# sb1 t3 7 8 9 • Name:

MonthBags
Jan13600
Feb12125
Mar18200
Apr13650
May13650
Jun13650
Jul14250
Aug14250
Sep15800
Oct10500
Nov19000
Dec24750

Part I: Chapter 7

The data is the number of bags of doughnuts produced per month by Namiki Bakery in 2010. Pretend that the data is normally distributed.

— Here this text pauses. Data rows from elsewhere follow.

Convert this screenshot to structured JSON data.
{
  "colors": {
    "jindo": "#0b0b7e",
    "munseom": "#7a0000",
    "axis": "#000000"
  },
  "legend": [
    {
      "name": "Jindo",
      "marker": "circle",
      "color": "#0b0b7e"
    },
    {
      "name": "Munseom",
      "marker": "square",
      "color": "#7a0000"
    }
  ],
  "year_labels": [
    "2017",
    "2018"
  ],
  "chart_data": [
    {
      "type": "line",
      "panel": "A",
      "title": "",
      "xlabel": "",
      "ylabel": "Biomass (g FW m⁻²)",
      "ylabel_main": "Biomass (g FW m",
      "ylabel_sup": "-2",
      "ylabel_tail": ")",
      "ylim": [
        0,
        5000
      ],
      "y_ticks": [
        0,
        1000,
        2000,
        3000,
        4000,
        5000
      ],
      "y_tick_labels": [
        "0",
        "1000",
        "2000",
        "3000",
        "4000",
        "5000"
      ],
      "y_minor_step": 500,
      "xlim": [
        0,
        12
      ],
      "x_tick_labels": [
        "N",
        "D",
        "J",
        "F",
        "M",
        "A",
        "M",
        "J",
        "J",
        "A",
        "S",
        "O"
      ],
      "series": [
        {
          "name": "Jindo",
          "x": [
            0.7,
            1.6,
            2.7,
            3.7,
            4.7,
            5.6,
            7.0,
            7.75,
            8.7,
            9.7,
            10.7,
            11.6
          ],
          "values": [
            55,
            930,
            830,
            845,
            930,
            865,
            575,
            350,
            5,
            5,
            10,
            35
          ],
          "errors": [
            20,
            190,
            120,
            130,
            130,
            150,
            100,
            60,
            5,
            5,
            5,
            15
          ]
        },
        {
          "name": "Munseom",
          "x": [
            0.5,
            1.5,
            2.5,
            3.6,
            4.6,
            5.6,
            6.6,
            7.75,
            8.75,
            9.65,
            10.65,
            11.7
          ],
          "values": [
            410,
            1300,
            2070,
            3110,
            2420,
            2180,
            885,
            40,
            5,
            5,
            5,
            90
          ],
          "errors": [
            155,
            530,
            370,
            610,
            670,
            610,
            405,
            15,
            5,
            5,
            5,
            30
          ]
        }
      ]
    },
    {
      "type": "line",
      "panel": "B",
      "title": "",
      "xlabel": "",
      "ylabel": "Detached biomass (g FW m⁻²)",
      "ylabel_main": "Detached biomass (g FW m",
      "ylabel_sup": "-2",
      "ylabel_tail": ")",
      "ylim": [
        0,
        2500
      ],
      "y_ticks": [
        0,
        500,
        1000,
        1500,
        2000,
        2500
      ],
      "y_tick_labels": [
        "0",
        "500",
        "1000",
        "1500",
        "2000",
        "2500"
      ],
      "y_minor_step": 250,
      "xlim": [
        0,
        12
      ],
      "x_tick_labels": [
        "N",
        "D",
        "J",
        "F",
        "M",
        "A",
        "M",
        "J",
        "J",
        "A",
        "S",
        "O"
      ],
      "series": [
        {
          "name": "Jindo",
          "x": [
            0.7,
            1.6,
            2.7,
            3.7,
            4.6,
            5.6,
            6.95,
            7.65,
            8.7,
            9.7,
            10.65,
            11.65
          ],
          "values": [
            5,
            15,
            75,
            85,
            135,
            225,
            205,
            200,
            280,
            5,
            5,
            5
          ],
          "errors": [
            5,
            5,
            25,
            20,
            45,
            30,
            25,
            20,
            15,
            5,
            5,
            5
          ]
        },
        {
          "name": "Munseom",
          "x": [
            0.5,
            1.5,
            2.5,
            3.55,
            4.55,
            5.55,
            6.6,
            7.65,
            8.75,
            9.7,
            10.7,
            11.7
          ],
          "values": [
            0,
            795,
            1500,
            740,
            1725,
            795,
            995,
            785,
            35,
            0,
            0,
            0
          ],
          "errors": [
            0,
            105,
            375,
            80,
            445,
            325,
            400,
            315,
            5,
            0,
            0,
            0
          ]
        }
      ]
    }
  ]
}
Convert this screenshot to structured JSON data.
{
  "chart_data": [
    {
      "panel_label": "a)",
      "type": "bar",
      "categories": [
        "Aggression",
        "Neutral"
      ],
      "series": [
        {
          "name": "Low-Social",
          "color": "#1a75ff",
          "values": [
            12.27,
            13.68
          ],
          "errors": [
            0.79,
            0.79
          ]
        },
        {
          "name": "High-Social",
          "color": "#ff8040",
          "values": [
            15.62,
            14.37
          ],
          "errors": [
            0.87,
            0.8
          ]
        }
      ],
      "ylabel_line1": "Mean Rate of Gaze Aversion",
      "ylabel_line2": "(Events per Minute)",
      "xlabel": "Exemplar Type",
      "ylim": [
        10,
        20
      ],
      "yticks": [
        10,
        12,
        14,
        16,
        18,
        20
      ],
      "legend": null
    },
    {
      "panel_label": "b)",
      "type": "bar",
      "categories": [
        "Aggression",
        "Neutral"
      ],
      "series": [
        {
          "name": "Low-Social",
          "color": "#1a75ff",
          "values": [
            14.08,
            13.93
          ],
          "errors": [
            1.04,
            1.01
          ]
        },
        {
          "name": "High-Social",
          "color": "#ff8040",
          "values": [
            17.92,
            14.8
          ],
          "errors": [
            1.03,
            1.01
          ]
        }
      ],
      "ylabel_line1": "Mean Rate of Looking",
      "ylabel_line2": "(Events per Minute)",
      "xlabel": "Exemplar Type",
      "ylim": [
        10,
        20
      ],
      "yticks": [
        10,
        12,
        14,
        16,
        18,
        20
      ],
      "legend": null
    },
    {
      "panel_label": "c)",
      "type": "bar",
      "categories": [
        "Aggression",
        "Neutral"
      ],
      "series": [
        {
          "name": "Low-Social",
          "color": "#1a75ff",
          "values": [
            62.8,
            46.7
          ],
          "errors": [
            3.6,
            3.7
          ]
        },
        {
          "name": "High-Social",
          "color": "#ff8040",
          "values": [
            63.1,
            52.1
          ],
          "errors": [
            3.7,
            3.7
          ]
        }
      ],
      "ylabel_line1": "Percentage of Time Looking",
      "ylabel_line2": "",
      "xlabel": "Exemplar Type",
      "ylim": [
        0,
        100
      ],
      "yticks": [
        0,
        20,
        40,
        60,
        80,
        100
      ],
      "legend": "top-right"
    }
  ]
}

1. n _________ Determine the sample size n for the data.
2. x = _________ Determine the sample mean x for the data.
3. sx = _________ Determine the sample standard deviation sx for the data.
4. z = _________ Calculate the z-score for the number of bags of doughnuts produced in December.
5. ______________ Is the December production run usual or unusual?
6. p(bags ≤ 8815) = _________ Use the normal distribution function NORMDIST to calculate the population percent of months that produce 8815 or fewer bags of doughnuts.
7. p(bags ≥ 19271) = _________ Use the normal distribution function NORMDIST to calculate the population percent of months that produce 19271 or more bags of doughnuts.
8. p(8815 ≤ bags ≤ 19271) = _________ Use the normal distribution function NORMDIST to calculate the population percent of months that produce between 8815 and 19271 bags of doughnuts.
9. p(bags ≤ __________) = 0.20 Use the normal distribution inverse function NORMINV to calculate the number of bags BELOW which are found the 20% lowest production of doughnut bags.

Part II: Chapter 8
Use the sample size and standard deviation from part I. Presume that the data is normally distributed.
10. SE = _________ Calculate the standard error for the doughnut bags data.

Part III: Chapter 9
Use the data and results above in this section.
11. df = _________ Calculate the number of degrees of freedom..
12. tc = _________ Calculate tcritical using a 95% level of confidence.
13. E = _________ Calculate the margin of error for the mean E.
14. p(__________ ≤ μ ≤ __________) = 0.95 Calculate the 95% confidence interval for the mean.